India’s Ministry of Power issued energy storage guidelines which will be mandatory for future solar projects, but does not apply to existing solar installations. This advisory applies to all power distribution companies and renewable energy implementing agencies (REIAs) to have a minimum of 2-hour located energy storage systems equivalent to 10% of solar capacity installed for all future projects. The intention is to both address intermittence from solar sources plus electricity prices to ensure reliability of grid supply and reduce dependence on peak hour sources.
Distribution licences would include storage capacity guidelines for rooftop solar as well.
The takeaway
Should India be able to align renewables capacity targets with power market share, this would be a good news story.

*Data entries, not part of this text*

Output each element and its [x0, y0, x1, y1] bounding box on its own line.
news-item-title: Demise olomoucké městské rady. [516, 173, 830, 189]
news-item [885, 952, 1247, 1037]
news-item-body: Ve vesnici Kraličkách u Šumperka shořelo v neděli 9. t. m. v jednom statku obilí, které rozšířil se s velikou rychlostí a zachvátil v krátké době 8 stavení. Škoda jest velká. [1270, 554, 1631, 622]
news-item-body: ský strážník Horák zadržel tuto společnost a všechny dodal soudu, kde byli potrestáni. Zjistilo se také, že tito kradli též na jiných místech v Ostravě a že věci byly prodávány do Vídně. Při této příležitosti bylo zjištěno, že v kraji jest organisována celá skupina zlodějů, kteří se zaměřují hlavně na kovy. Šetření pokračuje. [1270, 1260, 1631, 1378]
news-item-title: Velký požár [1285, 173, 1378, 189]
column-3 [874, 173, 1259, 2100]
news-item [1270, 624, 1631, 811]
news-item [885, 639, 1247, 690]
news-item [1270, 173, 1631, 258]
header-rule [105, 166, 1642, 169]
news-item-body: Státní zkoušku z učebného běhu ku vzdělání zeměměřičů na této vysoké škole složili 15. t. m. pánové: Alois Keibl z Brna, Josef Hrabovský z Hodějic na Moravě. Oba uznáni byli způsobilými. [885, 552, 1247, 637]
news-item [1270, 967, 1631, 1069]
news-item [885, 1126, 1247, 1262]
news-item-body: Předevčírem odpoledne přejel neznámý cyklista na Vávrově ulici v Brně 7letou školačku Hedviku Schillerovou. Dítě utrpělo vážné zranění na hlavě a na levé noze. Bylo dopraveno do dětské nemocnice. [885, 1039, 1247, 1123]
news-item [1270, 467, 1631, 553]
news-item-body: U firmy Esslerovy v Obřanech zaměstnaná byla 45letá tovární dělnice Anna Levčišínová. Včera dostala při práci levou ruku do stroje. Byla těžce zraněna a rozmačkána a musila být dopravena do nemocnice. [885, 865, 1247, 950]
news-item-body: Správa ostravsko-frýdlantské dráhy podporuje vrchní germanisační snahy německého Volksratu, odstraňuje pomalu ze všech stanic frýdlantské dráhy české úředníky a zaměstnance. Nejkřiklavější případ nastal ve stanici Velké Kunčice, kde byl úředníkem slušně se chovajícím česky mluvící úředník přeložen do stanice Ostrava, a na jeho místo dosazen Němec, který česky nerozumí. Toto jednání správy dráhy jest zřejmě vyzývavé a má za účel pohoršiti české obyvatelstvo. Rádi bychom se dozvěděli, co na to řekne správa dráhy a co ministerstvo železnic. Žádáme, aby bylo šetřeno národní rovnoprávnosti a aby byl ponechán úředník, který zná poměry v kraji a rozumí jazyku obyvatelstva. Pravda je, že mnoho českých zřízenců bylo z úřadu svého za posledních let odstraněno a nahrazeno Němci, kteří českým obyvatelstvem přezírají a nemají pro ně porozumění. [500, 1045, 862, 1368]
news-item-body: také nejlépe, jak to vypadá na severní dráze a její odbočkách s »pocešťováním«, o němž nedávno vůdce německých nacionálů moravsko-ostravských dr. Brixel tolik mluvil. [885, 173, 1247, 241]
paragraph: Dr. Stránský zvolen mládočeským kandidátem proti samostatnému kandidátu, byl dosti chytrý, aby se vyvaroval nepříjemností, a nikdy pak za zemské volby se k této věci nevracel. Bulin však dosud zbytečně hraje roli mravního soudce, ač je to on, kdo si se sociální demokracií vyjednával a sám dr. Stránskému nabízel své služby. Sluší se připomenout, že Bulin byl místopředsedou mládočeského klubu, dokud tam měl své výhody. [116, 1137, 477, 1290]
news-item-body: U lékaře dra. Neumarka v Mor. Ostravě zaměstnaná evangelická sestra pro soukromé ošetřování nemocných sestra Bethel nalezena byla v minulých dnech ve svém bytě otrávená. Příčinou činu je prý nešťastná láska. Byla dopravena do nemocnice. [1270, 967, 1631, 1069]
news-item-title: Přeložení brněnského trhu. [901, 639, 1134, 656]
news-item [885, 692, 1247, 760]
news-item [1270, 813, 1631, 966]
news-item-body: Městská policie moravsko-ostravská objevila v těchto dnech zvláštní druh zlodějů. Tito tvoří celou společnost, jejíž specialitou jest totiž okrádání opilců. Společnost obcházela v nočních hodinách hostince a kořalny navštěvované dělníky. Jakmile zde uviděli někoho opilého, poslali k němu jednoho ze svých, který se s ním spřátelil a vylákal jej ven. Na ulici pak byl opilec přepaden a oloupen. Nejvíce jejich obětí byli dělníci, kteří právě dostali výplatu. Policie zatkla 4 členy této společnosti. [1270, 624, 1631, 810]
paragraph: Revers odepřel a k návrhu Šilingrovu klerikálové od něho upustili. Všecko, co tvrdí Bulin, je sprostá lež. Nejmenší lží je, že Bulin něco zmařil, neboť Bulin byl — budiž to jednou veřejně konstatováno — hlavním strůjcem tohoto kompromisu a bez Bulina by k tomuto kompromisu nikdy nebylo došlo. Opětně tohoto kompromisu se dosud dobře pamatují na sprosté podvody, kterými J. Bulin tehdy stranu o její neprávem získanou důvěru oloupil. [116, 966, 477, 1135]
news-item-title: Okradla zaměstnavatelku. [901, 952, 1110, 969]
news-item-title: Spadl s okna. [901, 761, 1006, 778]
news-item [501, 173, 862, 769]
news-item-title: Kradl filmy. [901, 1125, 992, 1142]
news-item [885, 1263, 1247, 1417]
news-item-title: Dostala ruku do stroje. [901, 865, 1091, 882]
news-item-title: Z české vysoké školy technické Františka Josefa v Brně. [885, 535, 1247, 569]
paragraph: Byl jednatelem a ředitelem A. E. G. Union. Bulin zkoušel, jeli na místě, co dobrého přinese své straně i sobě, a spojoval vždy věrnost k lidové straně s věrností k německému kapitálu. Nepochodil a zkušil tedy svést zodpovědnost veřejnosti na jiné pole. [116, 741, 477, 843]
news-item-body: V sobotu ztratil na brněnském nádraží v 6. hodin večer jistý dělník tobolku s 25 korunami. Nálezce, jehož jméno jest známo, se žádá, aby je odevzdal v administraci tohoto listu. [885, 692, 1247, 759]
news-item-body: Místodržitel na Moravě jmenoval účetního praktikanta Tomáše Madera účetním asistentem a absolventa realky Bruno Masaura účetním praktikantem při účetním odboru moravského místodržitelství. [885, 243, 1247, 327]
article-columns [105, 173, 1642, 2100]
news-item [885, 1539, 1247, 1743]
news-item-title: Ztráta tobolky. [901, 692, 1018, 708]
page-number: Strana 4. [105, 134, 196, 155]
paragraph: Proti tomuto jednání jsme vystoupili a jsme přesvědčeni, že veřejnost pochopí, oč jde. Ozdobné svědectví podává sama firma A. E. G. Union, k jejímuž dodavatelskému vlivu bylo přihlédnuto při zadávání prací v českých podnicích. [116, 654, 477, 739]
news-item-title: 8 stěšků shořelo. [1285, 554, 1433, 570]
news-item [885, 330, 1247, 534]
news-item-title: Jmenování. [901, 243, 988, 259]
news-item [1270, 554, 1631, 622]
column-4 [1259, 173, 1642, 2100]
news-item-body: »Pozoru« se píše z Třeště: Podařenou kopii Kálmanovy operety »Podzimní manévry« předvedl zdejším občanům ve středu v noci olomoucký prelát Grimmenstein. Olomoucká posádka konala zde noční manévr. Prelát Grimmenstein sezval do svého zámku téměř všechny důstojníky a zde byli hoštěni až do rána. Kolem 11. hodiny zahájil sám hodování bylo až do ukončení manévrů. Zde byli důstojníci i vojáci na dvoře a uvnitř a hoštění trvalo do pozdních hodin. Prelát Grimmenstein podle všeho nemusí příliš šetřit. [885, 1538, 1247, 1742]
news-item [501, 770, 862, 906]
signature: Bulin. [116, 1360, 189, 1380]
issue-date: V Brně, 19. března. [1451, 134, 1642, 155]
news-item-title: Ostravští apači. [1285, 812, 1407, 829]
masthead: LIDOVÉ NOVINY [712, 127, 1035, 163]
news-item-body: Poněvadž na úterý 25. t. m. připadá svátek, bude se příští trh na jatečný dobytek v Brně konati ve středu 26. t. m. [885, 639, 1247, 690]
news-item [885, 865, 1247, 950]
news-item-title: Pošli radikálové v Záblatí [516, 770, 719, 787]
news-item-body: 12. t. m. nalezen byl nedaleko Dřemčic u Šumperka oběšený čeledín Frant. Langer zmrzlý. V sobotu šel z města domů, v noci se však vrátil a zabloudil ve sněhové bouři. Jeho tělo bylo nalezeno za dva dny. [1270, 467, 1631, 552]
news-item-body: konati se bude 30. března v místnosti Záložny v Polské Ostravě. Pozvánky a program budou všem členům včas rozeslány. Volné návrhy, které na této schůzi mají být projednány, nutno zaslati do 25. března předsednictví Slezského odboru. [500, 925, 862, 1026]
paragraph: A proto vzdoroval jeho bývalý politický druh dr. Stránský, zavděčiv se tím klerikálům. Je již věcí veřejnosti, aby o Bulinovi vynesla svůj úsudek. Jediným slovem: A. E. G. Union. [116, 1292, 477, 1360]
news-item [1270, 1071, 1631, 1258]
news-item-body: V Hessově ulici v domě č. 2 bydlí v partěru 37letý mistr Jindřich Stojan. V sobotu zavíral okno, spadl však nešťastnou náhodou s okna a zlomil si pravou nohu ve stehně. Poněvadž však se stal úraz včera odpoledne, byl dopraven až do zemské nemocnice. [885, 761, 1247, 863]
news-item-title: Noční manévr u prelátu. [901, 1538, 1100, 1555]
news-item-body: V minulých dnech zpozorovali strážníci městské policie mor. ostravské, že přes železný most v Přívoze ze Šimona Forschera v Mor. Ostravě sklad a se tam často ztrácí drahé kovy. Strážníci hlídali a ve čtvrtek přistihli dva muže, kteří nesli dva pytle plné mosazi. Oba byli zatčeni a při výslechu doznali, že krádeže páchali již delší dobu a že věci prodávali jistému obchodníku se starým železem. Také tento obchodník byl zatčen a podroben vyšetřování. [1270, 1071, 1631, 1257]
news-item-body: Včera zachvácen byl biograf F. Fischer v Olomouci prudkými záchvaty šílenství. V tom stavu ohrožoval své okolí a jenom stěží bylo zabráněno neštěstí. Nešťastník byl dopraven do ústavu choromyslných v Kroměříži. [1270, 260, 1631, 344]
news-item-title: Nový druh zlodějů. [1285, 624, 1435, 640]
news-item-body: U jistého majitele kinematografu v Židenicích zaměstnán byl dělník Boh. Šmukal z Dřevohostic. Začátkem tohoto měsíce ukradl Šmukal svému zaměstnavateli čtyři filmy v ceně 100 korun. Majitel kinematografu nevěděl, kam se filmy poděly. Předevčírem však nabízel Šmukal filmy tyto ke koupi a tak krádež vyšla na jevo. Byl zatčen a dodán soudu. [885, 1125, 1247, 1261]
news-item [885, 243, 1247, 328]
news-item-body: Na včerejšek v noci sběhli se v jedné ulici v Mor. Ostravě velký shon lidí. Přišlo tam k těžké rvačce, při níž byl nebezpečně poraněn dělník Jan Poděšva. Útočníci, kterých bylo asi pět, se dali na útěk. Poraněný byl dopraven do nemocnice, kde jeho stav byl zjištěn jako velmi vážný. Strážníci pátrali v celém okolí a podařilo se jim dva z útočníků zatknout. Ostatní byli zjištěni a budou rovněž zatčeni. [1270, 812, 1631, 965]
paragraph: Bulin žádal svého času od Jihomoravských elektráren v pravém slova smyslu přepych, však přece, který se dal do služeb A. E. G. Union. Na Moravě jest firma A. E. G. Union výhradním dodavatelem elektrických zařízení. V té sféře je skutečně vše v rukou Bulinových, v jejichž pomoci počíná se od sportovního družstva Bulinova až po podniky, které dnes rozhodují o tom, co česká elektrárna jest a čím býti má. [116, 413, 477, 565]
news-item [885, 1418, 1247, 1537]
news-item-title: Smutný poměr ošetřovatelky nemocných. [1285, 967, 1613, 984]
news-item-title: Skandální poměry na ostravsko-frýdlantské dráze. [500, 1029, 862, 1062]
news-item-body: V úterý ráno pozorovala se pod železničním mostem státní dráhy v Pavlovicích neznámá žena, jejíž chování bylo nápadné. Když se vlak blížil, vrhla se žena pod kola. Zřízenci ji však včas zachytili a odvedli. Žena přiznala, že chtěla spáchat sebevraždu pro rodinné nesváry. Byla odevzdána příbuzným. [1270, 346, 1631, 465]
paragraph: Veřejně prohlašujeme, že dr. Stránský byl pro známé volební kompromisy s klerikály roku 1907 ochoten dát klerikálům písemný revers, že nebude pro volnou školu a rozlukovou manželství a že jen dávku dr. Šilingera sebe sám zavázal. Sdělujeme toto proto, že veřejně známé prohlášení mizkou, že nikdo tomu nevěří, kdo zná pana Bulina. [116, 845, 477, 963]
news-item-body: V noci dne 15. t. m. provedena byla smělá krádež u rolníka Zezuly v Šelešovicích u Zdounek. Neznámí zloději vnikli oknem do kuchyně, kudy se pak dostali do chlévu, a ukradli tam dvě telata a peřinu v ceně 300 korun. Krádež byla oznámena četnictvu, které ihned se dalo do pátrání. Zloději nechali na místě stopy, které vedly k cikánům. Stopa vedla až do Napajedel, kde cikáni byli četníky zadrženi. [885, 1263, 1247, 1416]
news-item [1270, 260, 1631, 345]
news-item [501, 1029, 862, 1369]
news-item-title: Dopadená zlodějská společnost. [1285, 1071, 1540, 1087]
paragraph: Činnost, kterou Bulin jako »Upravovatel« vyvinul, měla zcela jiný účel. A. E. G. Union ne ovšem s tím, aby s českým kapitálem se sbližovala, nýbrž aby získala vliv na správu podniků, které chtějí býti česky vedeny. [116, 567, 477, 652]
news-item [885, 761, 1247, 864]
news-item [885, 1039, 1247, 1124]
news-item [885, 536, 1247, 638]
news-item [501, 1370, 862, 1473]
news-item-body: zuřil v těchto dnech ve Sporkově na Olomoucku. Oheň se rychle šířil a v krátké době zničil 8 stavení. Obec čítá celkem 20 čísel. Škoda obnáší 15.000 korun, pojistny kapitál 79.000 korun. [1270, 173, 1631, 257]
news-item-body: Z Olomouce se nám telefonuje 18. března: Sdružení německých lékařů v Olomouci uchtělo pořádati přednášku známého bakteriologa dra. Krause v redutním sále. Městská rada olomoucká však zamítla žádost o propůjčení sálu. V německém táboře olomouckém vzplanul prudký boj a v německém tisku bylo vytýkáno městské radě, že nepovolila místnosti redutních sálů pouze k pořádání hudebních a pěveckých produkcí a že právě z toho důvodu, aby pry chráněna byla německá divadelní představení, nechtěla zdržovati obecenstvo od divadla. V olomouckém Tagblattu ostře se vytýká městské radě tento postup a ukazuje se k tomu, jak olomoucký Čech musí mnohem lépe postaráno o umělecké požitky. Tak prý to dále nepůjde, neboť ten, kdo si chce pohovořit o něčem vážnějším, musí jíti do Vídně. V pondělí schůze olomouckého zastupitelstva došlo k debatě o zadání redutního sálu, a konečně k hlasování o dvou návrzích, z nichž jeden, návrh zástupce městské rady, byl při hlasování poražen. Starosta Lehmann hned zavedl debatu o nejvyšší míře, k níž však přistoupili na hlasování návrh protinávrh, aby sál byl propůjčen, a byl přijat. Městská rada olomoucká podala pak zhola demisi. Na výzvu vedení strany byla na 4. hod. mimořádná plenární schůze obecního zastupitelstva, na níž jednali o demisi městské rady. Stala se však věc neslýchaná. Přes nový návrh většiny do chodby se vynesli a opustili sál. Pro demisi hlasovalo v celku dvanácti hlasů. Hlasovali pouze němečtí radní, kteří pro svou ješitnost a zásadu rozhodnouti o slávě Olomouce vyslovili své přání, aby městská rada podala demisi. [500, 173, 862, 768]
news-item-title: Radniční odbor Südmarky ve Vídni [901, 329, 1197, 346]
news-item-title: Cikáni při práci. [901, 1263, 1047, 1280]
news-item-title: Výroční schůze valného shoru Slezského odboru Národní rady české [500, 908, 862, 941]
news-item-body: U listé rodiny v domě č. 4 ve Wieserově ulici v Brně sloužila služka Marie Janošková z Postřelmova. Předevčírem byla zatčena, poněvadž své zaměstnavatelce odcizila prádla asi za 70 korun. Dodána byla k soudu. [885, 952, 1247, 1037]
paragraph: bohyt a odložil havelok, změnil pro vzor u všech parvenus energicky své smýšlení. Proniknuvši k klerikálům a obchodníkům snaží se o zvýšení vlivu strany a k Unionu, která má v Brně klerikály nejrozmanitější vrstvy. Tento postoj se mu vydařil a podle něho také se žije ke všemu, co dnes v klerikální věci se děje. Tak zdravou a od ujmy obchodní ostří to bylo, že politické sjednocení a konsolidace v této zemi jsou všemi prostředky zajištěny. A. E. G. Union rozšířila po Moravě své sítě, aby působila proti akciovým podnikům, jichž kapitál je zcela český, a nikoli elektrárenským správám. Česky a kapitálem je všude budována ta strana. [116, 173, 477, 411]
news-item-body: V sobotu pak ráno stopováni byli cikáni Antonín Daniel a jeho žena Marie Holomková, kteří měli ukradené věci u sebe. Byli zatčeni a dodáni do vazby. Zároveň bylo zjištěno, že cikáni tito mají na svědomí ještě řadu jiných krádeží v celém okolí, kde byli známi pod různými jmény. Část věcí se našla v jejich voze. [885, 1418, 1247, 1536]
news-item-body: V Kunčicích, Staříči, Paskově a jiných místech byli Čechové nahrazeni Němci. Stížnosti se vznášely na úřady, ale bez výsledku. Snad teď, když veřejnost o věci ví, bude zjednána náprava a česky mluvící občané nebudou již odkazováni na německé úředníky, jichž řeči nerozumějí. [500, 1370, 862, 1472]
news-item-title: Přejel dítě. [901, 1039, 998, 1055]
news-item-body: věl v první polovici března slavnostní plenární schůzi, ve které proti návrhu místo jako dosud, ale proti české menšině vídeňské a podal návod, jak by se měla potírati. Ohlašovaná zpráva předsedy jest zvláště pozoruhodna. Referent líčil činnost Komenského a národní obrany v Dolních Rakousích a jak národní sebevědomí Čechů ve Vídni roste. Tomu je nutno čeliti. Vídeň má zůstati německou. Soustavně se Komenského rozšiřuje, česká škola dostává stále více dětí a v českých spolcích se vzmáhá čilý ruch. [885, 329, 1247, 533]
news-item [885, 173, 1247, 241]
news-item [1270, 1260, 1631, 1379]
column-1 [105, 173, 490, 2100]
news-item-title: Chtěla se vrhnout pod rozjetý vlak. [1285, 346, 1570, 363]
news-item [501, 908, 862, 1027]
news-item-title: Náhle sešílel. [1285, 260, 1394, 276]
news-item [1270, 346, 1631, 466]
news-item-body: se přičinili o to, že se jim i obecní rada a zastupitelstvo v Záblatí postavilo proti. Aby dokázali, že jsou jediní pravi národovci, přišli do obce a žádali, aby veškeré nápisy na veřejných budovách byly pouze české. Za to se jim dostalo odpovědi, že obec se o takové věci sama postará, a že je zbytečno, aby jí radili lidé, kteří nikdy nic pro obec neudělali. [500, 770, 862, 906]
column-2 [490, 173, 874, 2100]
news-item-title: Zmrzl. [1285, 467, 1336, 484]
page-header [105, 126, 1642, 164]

Multiple bureaucratic, project and private sector cognitive dissonance impede renewables from having impacts such that coal would no longer occupy over 75% of power output.
Renewables have not replaced coal, rather it has contributed to the extraordinary additional power India requires for its needs.
These challenges are compounded by failure to beef up energy storage capacity to maximize the delivery of power from intermittent renewable energy sources.
Too many problems to solve, the renewables political hype doesn’t deliver.
Should India miraculously overcome the obstacles for a green transition, the country would concurrently become energy self-sufficient and tackle climate change.
That India is in second place as a global leader in solar power installed capacity is obviously insufficient.